Colleen Prather works as a veterinarian at the Chico Hospital for Cats on East Avenue. But she offers something a little different from most vets in town—acupuncture. She became curious as to what else was out there when she realized that Western drugs were causing too many side effects for her geriatric dogs and cats. At the same time, Prather was placed on medication that had undesirable side effects and did not help her. She says the mentality of prescribing a pill for everything is unnecessary when sometimes changes in diet or the environment can make more of a difference. So, in 2004, she underwent training in acupuncture for animals and has been studying Chinese herbal medicine since 2005. Prather liked the fact that practitioners of Chinese acupuncture pay attention to the climate, seasons and other external forces. So she treats cats at the hospital with 30- to 45-minute acupuncture treatments—about once a week for three to six weeks. It’s an uncommon remedy for your pet, but one she’s passionate about.

What is cat acupuncture?

That’s a hard question because it’s actually traditional Chinese medicine. And that’s what we practice when we treat with acupuncture. So you look at the animal patient differently—not just like Western medicine looks at specific organs. Chinese medicine looks at the animal’s environment—what stresses are there? Does it like heat or cold? Does it sleep a lot? Is it active? Acupuncture focuses on opening channels and it’s very complicated when you get into Chinese medicine, very different from Western.

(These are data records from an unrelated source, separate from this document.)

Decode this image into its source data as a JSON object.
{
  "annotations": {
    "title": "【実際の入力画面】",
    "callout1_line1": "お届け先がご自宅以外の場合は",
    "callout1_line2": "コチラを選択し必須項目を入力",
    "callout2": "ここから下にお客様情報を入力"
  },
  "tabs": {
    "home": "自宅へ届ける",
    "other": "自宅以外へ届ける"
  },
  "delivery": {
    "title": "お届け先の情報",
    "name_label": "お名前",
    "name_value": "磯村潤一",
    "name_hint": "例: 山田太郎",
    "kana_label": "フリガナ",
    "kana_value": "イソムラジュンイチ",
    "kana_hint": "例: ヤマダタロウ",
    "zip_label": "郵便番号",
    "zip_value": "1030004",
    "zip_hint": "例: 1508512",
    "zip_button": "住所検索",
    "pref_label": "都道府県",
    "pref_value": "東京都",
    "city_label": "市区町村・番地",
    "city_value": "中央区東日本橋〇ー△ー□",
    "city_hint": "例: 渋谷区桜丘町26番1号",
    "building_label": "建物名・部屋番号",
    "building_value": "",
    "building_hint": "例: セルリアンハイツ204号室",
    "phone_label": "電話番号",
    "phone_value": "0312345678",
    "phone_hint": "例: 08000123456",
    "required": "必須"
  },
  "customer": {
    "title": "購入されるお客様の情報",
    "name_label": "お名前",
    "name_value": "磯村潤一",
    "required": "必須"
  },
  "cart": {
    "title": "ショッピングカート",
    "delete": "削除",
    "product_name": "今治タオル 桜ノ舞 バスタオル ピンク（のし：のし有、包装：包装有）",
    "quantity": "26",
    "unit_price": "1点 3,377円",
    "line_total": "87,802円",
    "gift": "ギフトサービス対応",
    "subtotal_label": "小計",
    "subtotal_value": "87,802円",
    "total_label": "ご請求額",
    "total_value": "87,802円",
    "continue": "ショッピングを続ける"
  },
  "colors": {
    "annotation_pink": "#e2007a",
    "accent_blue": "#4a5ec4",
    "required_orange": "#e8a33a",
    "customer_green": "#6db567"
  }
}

Can you briefly describe the process?

When I have a patient I look at them, check the tongue color, feel the pulses, talk to the owners a lot about the environments and what kind of animal it is (as far as the constitution of the animal). And then what the problems are they’re seeing. We palpate the acupuncture points, the main points, and find out if there are any that are really sensitive or if there’s a lot of heat somewhere, and from there I decide what points to treat and whether the patient has what they call stagnation or excessive condition.

Can you explain that?

In Chinese medicine, wherever you have pain you have stagnation in the acupuncture channels there, and so you’ll treat those regions for pain control. Excessive condition is where an animal has too much chi, or energy. Chi is the vital life force that all creatures have so the Chinese believe that that flows constantly through you and when there’s a problem or environmental issue that slows that down, you start to get pain, you start to get diseases, tumors, things like that.

How does acupuncture benefit the cat?

One, you’re not doing a lot of medications that would have a lot of side effects, so you can treat pain without having harmful medications in their system. A lot of cats that come in, they get very relaxed during the treatments, so they feel better. Their natural endorphins are released so they’ll get relaxed and friendlier oftentimes.